Justice

Malaise chez les magistrats

15 décembre 2021
Temps de lecture : 3 minutes

Plusieurs syndicats de magistrats appellent à une mobilisation massive, aujourd’hui, pour réclamer davantage de moyens, alors que les États généraux de la justice sont en cours.

Magistrats, avocats et greffiers se rassemblent aujourd’hui devant les tribunaux pour réclamer des moyens « dignes » pour la justice, trois semaines après la parution d’une tribune rédigée par neuf jeunes magistrats, dénonçant la souffrance au travail et une perte de sens considérable. A l’occasion de cette journée de « mobilisation générale pour la justice », les organisateurs appellent également à des renvois massifs d’audiences.
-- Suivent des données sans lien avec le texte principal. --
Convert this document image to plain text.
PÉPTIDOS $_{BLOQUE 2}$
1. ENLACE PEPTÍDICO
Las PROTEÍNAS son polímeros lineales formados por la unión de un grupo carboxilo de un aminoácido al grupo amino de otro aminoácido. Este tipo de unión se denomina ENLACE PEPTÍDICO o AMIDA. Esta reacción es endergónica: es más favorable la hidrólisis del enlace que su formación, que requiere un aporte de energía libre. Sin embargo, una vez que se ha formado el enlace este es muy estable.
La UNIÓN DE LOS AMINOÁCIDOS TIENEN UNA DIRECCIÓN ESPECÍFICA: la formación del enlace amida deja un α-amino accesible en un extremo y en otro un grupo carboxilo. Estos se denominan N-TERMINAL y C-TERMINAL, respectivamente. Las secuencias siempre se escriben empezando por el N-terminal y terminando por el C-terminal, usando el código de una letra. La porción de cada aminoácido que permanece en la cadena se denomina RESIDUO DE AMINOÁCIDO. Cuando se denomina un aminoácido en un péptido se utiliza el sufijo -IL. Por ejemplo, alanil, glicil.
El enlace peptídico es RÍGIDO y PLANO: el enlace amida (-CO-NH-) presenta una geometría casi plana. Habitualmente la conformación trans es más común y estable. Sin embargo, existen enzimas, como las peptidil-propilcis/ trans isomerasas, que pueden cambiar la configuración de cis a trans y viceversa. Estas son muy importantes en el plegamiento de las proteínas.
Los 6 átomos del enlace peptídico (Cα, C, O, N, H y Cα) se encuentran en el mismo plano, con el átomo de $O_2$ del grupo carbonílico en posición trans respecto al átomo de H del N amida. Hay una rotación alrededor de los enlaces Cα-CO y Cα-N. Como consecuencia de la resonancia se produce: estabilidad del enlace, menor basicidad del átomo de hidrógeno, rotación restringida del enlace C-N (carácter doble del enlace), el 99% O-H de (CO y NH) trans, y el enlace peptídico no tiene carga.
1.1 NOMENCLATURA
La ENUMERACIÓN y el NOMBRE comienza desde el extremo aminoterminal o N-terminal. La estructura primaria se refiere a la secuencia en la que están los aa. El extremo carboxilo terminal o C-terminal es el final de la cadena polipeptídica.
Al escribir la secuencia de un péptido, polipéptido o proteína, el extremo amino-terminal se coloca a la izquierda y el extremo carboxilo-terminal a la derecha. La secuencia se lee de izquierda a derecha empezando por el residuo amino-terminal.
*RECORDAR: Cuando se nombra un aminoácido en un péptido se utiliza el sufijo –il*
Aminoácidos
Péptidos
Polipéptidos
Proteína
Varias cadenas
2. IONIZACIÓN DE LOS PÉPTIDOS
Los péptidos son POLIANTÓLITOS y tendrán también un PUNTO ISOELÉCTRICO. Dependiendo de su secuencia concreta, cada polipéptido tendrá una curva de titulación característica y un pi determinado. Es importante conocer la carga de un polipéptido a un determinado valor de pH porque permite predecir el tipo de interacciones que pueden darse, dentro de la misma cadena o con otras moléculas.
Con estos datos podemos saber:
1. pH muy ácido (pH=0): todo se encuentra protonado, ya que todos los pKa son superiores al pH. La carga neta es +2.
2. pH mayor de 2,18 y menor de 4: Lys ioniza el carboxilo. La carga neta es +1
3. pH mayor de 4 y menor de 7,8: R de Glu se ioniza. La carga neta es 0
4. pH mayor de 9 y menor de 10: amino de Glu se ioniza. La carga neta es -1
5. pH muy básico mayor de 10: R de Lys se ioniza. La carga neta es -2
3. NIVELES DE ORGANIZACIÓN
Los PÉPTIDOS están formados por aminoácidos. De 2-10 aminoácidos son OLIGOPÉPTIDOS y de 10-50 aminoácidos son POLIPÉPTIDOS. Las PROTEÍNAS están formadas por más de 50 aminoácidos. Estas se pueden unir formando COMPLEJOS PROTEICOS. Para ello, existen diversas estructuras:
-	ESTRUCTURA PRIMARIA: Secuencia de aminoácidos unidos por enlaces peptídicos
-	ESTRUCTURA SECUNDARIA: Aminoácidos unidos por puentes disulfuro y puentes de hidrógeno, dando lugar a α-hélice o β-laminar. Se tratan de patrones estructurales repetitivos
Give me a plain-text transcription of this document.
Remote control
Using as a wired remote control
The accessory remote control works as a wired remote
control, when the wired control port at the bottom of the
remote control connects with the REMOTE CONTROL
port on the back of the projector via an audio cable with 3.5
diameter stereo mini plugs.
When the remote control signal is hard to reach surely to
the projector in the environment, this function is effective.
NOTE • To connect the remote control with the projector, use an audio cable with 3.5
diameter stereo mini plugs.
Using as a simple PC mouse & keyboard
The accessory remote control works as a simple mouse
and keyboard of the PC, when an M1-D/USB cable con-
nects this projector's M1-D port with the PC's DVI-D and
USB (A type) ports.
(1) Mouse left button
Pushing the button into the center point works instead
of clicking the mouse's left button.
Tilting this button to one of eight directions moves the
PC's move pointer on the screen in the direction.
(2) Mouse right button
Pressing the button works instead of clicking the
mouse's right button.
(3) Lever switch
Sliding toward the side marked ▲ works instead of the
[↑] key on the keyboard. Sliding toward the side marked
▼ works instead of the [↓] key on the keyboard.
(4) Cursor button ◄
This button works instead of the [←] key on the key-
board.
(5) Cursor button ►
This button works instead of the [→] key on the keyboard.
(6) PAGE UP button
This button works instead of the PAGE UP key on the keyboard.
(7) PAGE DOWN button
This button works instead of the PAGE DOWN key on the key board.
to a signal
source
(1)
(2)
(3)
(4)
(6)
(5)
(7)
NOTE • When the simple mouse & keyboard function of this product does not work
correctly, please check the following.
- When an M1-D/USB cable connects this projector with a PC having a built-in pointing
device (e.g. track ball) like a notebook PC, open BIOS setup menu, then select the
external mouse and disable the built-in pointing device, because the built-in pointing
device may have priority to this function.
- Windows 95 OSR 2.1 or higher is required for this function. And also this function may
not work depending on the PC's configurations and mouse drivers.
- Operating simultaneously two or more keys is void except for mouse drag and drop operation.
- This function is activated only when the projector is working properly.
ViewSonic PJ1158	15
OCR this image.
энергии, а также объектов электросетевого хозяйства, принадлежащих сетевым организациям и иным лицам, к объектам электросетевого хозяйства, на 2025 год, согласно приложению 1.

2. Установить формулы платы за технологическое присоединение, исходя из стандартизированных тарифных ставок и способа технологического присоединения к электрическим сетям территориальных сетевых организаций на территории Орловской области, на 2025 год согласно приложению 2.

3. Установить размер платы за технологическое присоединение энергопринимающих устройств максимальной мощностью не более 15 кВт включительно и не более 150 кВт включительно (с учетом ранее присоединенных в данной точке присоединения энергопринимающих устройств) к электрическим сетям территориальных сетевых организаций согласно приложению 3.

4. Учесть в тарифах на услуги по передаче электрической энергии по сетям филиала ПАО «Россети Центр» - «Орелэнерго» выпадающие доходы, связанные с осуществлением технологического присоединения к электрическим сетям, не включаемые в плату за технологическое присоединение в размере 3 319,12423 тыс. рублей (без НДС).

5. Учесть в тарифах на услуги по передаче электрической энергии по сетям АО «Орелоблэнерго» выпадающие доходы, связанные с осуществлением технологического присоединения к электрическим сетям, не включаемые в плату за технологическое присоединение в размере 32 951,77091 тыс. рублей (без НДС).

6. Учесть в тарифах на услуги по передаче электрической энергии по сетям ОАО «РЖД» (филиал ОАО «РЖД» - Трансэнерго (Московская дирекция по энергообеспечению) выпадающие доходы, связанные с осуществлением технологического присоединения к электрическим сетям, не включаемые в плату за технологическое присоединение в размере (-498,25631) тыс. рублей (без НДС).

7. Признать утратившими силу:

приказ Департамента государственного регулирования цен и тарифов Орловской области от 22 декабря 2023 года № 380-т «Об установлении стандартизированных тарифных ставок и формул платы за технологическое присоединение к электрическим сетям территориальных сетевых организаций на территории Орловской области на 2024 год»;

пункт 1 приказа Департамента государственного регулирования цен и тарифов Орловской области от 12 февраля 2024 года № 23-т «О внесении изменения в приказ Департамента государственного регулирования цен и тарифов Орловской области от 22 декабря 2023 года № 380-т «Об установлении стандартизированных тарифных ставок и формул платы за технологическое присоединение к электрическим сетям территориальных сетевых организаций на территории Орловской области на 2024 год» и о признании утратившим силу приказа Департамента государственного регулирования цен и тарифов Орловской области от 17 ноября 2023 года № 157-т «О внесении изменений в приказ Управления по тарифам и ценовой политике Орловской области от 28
Publiée le 23 novembre dans Le Monde, cette tribune fut écrite comme on sonne le tocsin, après le suicide, fin août, d’une de leurs jeunes collègues, Charlotte, âgée de 29 ans, établie dans le Nord et le Pas-de-Calais pour « compléter les effectifs » de ces « juridictions en souffrance », selon les auteurs. « A plusieurs reprises, au cours de l’année qui a précédé son décès, Charlotte a alerté ses collègues sur la souffrance que lui causait son travail. Comme beaucoup, elle a travaillé durant presque tous ses week-ends et ses vacances, mais cela n’a pas suffi« , relate la tribune. Ce sont ces conditions de travail et cette pression systématique qui l’auraient poussée à mettre fin à ses jours.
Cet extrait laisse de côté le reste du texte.